Her face today, when she realized what was going to happen, how it would be one write-up too many. All of us unable to control our lives, the only lives we’ll ever have.

What good deed have you done today?

Later, the dog begins barking again, its yapping as relentless as a jackhammer. Why doesn’t someone stop it? I wait and wait and then storm out into my scrubby moonlit yard. At least if I can figure out who it belongs to, I can go over and complain. I go right up to the back fence, ears straining, trying to pinpoint what direction. I turn to my right—

and look directly at Theresa looking at me. Her red eyes seem huge in their dark hollows; her thick brown hair hangs loose to the middle of her back. She’s in that thin robe of hers, clutching a beer bottle. She looks like something out of a movie, beautiful despite her suffering. I open my mouth to speak, but she only bares her teeth at me, her smooth face contorting into something animalistic.

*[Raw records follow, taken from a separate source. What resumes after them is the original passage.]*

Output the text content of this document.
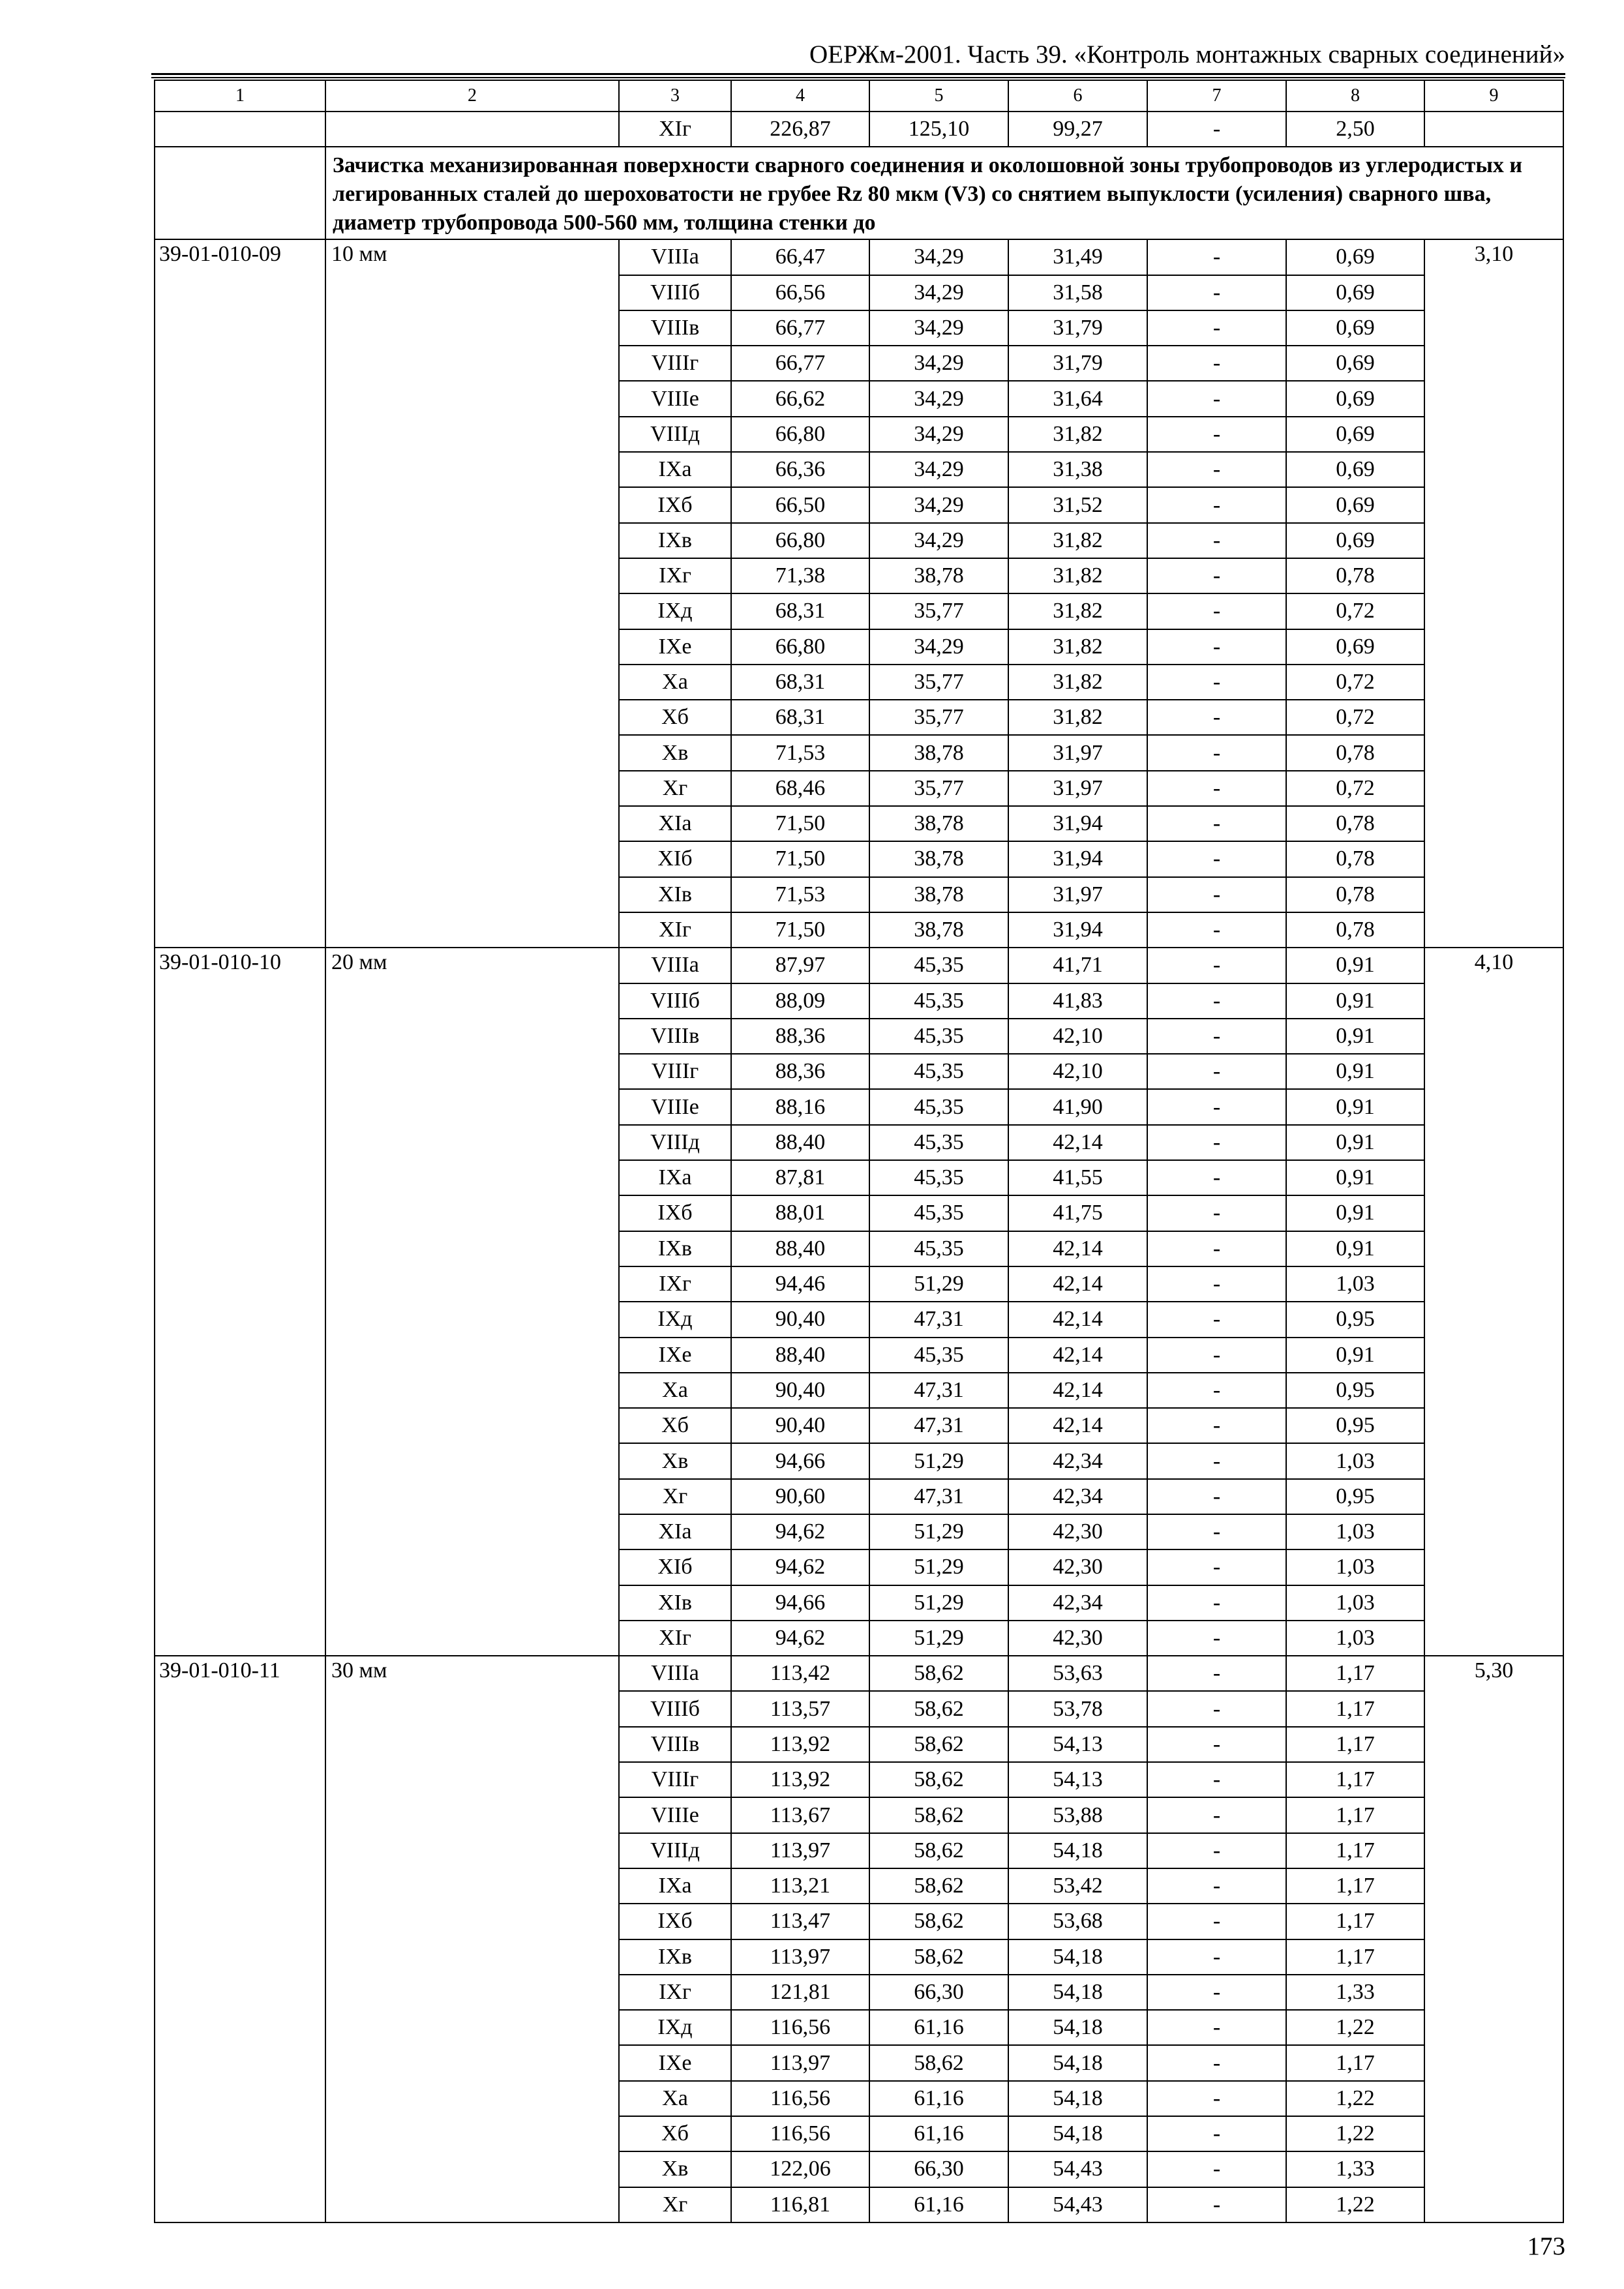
ОЕРЖм-2001. Часть 39. «Контроль монтажных сварных соединений»
1	2	3	4	5	6	7	8	9
		XIг	226,87	125,10	99,27	-	2,50	
	Зачистка механизированная поверхности сварного соединения и околошовной зоны трубопроводов из углеродистых и легированных сталей до шероховатости не грубее Rz 80 мкм (V3) со снятием выпуклости (усиления) сварного шва, диаметр трубопровода 500-560 мм, толщина стенки до							
39-01-010-09	10 мм	VIIIа	66,47	34,29	31,49	-	0,69	3,10
		VIIIб	66,56	34,29	31,58	-	0,69	
		VIIIв	66,77	34,29	31,79	-	0,69	
		VIIIг	66,77	34,29	31,79	-	0,69	
		VIIIе	66,62	34,29	31,64	-	0,69	
		VIIIд	66,80	34,29	31,82	-	0,69	
		IXа	66,36	34,29	31,38	-	0,69	
		IXб	66,50	34,29	31,52	-	0,69	
		IXв	66,80	34,29	31,82	-	0,69	
		IXг	71,38	38,78	31,82	-	0,78	
		IXд	68,31	35,77	31,82	-	0,72	
		IXе	66,80	34,29	31,82	-	0,69	
		Xа	68,31	35,77	31,82	-	0,72	
		Xб	68,31	35,77	31,82	-	0,72	
		Xв	71,53	38,78	31,97	-	0,78	
		Xг	68,46	35,77	31,97	-	0,72	
		XIа	71,50	38,78	31,94	-	0,78	
		XIб	71,50	38,78	31,94	-	0,78	
		XIв	71,53	38,78	31,97	-	0,78	
		XIг	71,50	38,78	31,94	-	0,78	
39-01-010-10	20 мм	VIIIа	87,97	45,35	41,71	-	0,91	4,10
		VIIIб	88,09	45,35	41,83	-	0,91	
		VIIIв	88,36	45,35	42,10	-	0,91	
		VIIIг	88,36	45,35	42,10	-	0,91	
		VIIIе	88,16	45,35	41,90	-	0,91	
		VIIIд	88,40	45,35	42,14	-	0,91	
		IXа	87,81	45,35	41,55	-	0,91	
		IXб	88,01	45,35	41,75	-	0,91	
		IXв	88,40	45,35	42,14	-	0,91	
		IXг	94,46	51,29	42,14	-	1,03	
		IXд	90,40	47,31	42,14	-	0,95	
		IXе	88,40	45,35	42,14	-	0,91	
		Xа	90,40	47,31	42,14	-	0,95	
		Xб	90,40	47,31	42,14	-	0,95	
		Xв	94,66	51,29	42,34	-	1,03	
		Xг	90,60	47,31	42,34	-	0,95	
		XIа	94,62	51,29	42,30	-	1,03	
		XIб	94,62	51,29	42,30	-	1,03	
		XIв	94,66	51,29	42,34	-	1,03	
		XIг	94,62	51,29	42,30	-	1,03	
39-01-010-11	30 мм	VIIIа	113,42	58,62	53,63	-	1,17	5,30
		VIIIб	113,57	58,62	53,78	-	1,17	
		VIIIв	113,92	58,62	54,13	-	1,17	
		VIIIг	113,92	58,62	54,13	-	1,17	
		VIIIе	113,67	58,62	53,88	-	1,17	
		VIIIд	113,97	58,62	54,18	-	1,17	
		IXа	113,21	58,62	53,42	-	1,17	
		IXб	113,47	58,62	53,68	-	1,17	
		IXв	113,97	58,62	54,18	-	1,17	
		IXг	121,81	66,30	54,18	-	1,33	
		IXд	116,56	61,16	54,18	-	1,22	
		IXе	113,97	58,62	54,18	-	1,17	
		Xа	116,56	61,16	54,18	-	1,22	
		Xб	116,56	61,16	54,18	-	1,22	
		Xв	122,06	66,30	54,43	-	1,33	
		Xг	116,81	61,16	54,43	-	1,22	
173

Creepy lesbo, she snarls, mind your own fucking business. She turns and stomps back into her house, her bare legs flashing beneath the hem of her robe, the soles of her feet black with dirt.

Creepy lesbo. It’s as if she reached over and slapped me. Is that what everyone thinks? My face feels hot despite the cold air. Is that what everyone thinks? I’ve always thought her pretty, but not like that. Not like that.

Did Michael spread something around, before he left for good? He once asked—but that was because I didn’t want to go down on him.